For whom might a coronavirus vaccine be contraindicated?

Yes, there is potentially some persons in which this [vaccine] may not be used. It’ll basically be determined by the form that the vaccine ends up being. And again, there's multiple vaccines that are being trialed right now, so there may be different formulations of the vaccine. Again, we don't know this.

And so just to give an example, the flu shot is an inactive vaccine. So what that means is that the particles of the virus that are in the shot are dead; they cannot replicate and you cannot get the flu from the flu shot. You might have a reaction, because that's your immune system building immunity to the flu, by getting the flu shot—sore arm, a little bit achy there—but you don't get the actual flu from the flu shot.

A little bit different are live attenuated vaccines. So that's like the chickenpox vaccine. Those vaccines have a weakened and live strain of the virus, and it's attenuated. So, it's been manipulated so that it's less likely to replicate and the person really doesn't get the chickenpox from it. But there is a chance that you could get like a localized chickenpox reaction or a not-feel-good, have a fever, something like that. Those kind of vaccines we don't give to persons who have some sort of immunocompromised system.

So for instance, in my patient population, cancer patients, we don't give them live attenuated vaccines because they're at risk for actually developing chickenpox from the chickenpox vaccine, because it's not completely dead; it still has a component of being able to replicate, the virus can replicate.

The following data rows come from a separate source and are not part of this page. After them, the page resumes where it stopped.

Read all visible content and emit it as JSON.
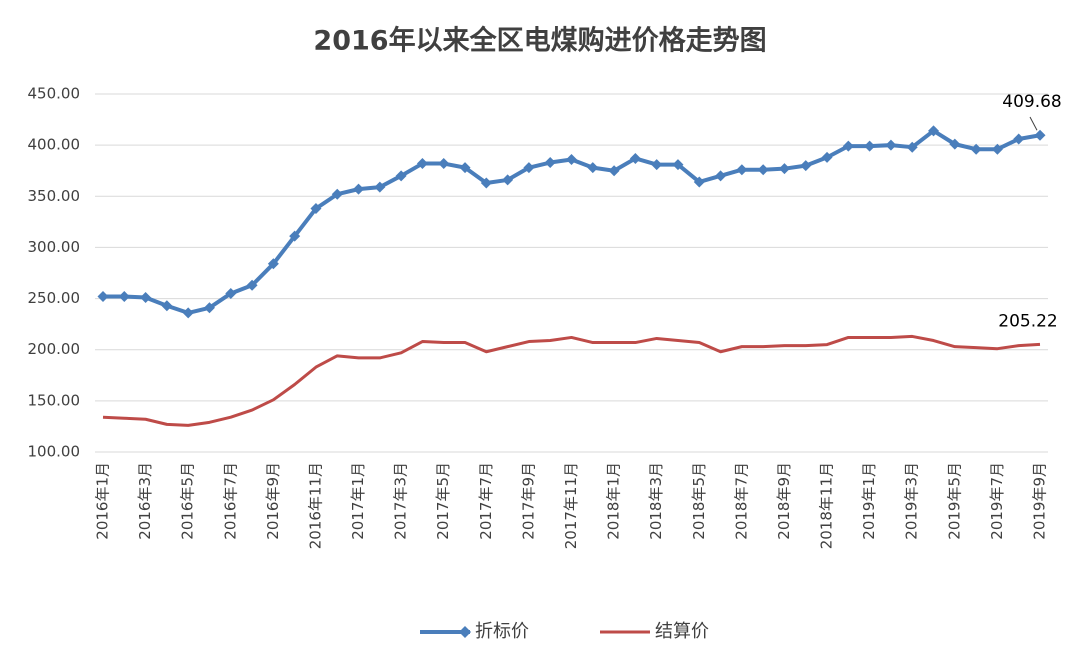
{
  "chart_data": {
    "type": "line",
    "title": "2016年以来全区电煤购进价格走势图",
    "categories": [
      "2016年1月",
      null,
      "2016年3月",
      null,
      "2016年5月",
      null,
      "2016年7月",
      null,
      "2016年9月",
      null,
      "2016年11月",
      null,
      "2017年1月",
      null,
      "2017年3月",
      null,
      "2017年5月",
      null,
      "2017年7月",
      null,
      "2017年9月",
      null,
      "2017年11月",
      null,
      "2018年1月",
      null,
      "2018年3月",
      null,
      "2018年5月",
      null,
      "2018年7月",
      null,
      "2018年9月",
      null,
      "2018年11月",
      null,
      "2019年1月",
      null,
      "2019年3月",
      null,
      "2019年5月",
      null,
      "2019年7月",
      null,
      "2019年9月"
    ],
    "series": [
      {
        "name": "折标价",
        "color": "#4a7ebb",
        "marker": "diamond",
        "values": [
          252,
          252,
          251,
          243,
          236,
          241,
          255,
          263,
          284,
          311,
          338,
          352,
          357,
          359,
          370,
          382,
          382,
          378,
          363,
          366,
          378,
          383,
          386,
          378,
          375,
          387,
          381,
          381,
          364,
          370,
          376,
          376,
          377,
          380,
          388,
          399,
          399,
          400,
          398,
          414,
          401,
          396,
          396,
          406,
          409.68
        ]
      },
      {
        "name": "结算价",
        "color": "#be4b48",
        "values": [
          134,
          133,
          132,
          127,
          126,
          129,
          134,
          141,
          151,
          166,
          183,
          194,
          192,
          192,
          197,
          208,
          207,
          207,
          198,
          203,
          208,
          209,
          212,
          207,
          207,
          207,
          211,
          209,
          207,
          198,
          203,
          203,
          204,
          204,
          205,
          212,
          212,
          212,
          213,
          209,
          203,
          202,
          201,
          204,
          205.22
        ]
      }
    ],
    "ylim": [
      100,
      450
    ],
    "yticks": [
      {
        "value": 100,
        "label": "100.00"
      },
      {
        "value": 150,
        "label": "150.00"
      },
      {
        "value": 200,
        "label": "200.00"
      },
      {
        "value": 250,
        "label": "250.00"
      },
      {
        "value": 300,
        "label": "300.00"
      },
      {
        "value": 350,
        "label": "350.00"
      },
      {
        "value": 400,
        "label": "400.00"
      },
      {
        "value": 450,
        "label": "450.00"
      }
    ],
    "grid": true,
    "legend": "bottom"
  }
}
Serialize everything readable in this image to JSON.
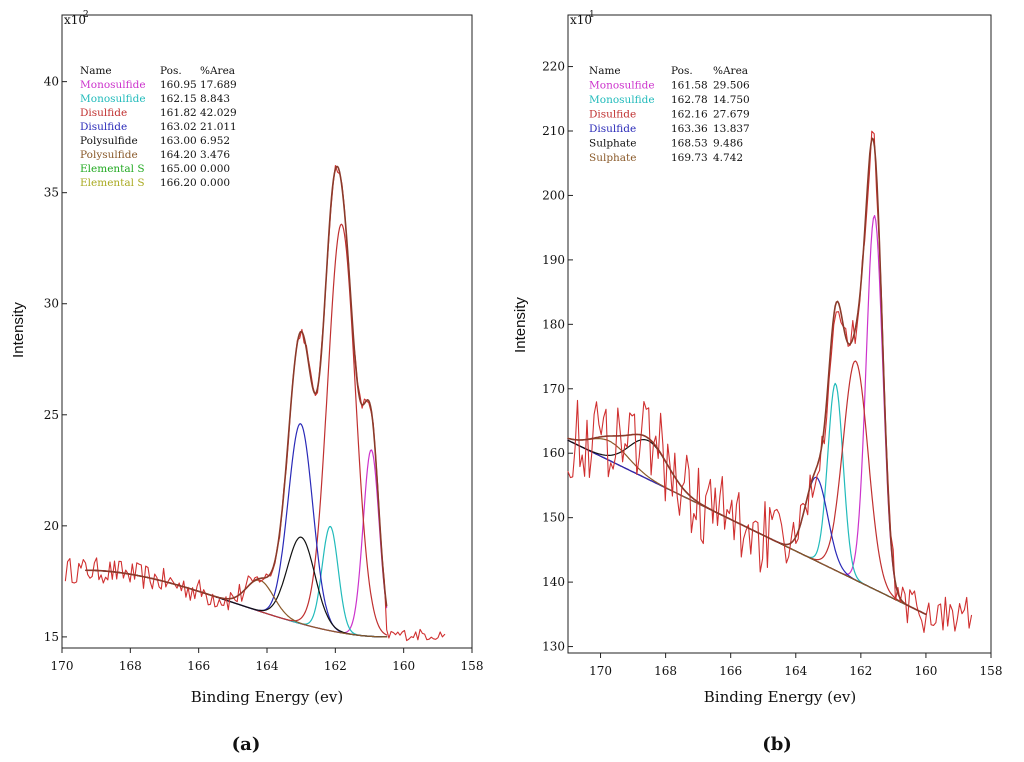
{
  "chart_data": [
    {
      "type": "line",
      "panel_label": "(a)",
      "xlabel": "Binding Energy (ev)",
      "ylabel": "Intensity",
      "y_multiplier": "x10",
      "y_multiplier_exp": "2",
      "xlim": [
        170,
        158
      ],
      "ylim": [
        14.5,
        43
      ],
      "x_ticks": [
        "170",
        "168",
        "166",
        "164",
        "162",
        "160",
        "158"
      ],
      "y_ticks": [
        "15",
        "20",
        "25",
        "30",
        "35",
        "40"
      ],
      "legend_headers": {
        "name": "Name",
        "pos": "Pos.",
        "area": "%Area"
      },
      "legend": [
        {
          "name": "Monosulfide",
          "pos": "160.95",
          "area": "17.689",
          "color": "#cc33cc"
        },
        {
          "name": "Monosulfide",
          "pos": "162.15",
          "area": "8.843",
          "color": "#22bbbb"
        },
        {
          "name": "Disulfide",
          "pos": "161.82",
          "area": "42.029",
          "color": "#c03030"
        },
        {
          "name": "Disulfide",
          "pos": "163.02",
          "area": "21.011",
          "color": "#2a2ab8"
        },
        {
          "name": "Polysulfide",
          "pos": "163.00",
          "area": "6.952",
          "color": "#111111"
        },
        {
          "name": "Polysulfide",
          "pos": "164.20",
          "area": "3.476",
          "color": "#8a5a2a"
        },
        {
          "name": "Elemental S",
          "pos": "165.00",
          "area": "0.000",
          "color": "#22aa22"
        },
        {
          "name": "Elemental S",
          "pos": "166.20",
          "area": "0.000",
          "color": "#aaaa22"
        }
      ],
      "background": {
        "start": [
          169.3,
          18.0
        ],
        "end": [
          160.5,
          15.0
        ],
        "color": "#333333"
      },
      "peaks": [
        {
          "center": 160.95,
          "height": 8.4,
          "fwhm": 0.55,
          "color": "#cc33cc"
        },
        {
          "center": 162.15,
          "height": 4.7,
          "fwhm": 0.55,
          "color": "#22bbbb"
        },
        {
          "center": 161.82,
          "height": 18.4,
          "fwhm": 0.95,
          "color": "#c03030"
        },
        {
          "center": 163.02,
          "height": 9.0,
          "fwhm": 0.85,
          "color": "#2a2ab8"
        },
        {
          "center": 163.0,
          "height": 3.9,
          "fwhm": 0.95,
          "color": "#111111"
        },
        {
          "center": 164.2,
          "height": 1.4,
          "fwhm": 0.95,
          "color": "#8a5a2a"
        }
      ],
      "envelope_color": "#8b3a2a",
      "raw_color": "#d03030",
      "raw_noise": 0.45
    },
    {
      "type": "line",
      "panel_label": "(b)",
      "xlabel": "Binding Energy (ev)",
      "ylabel": "Intensity",
      "y_multiplier": "x10",
      "y_multiplier_exp": "1",
      "xlim": [
        171,
        158
      ],
      "ylim": [
        129,
        228
      ],
      "x_ticks": [
        "170",
        "168",
        "166",
        "164",
        "162",
        "160",
        "158"
      ],
      "y_ticks": [
        "130",
        "140",
        "150",
        "160",
        "170",
        "180",
        "190",
        "200",
        "210",
        "220"
      ],
      "legend_headers": {
        "name": "Name",
        "pos": "Pos.",
        "area": "%Area"
      },
      "legend": [
        {
          "name": "Monosulfide",
          "pos": "161.58",
          "area": "29.506",
          "color": "#cc33cc"
        },
        {
          "name": "Monosulfide",
          "pos": "162.78",
          "area": "14.750",
          "color": "#22bbbb"
        },
        {
          "name": "Disulfide",
          "pos": "162.16",
          "area": "27.679",
          "color": "#c03030"
        },
        {
          "name": "Disulfide",
          "pos": "163.36",
          "area": "13.837",
          "color": "#2a2ab8"
        },
        {
          "name": "Sulphate",
          "pos": "168.53",
          "area": "9.486",
          "color": "#111111"
        },
        {
          "name": "Sulphate",
          "pos": "169.73",
          "area": "4.742",
          "color": "#8a5a2a"
        }
      ],
      "background": {
        "start": [
          171,
          162
        ],
        "end": [
          160,
          135
        ],
        "color": "#8a5a2a"
      },
      "peaks": [
        {
          "center": 161.58,
          "height": 58,
          "fwhm": 0.6,
          "color": "#cc33cc"
        },
        {
          "center": 162.78,
          "height": 29,
          "fwhm": 0.55,
          "color": "#22bbbb"
        },
        {
          "center": 162.16,
          "height": 34,
          "fwhm": 0.9,
          "color": "#c03030"
        },
        {
          "center": 163.36,
          "height": 13,
          "fwhm": 0.8,
          "color": "#2a2ab8"
        },
        {
          "center": 168.53,
          "height": 6,
          "fwhm": 1.4,
          "color": "#111111"
        },
        {
          "center": 169.73,
          "height": 3,
          "fwhm": 1.4,
          "color": "#8a5a2a"
        }
      ],
      "envelope_color": "#8b3a2a",
      "raw_color": "#d03030",
      "raw_noise": 5
    }
  ]
}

If it turns out that the COVID vaccine is an inactivated vaccine, unless there's a component to the vaccine that somebody is allergic to that we know about, it’s generally safe for everybody. For those who are immunocompromised, it may not be as effective in because they can't build an immune response. But it wouldn't be contraindicated. Different if it was live attenuated. Potentially, that would not be given to persons who are immunocompromised, for the risk of them actually developing COVID disease.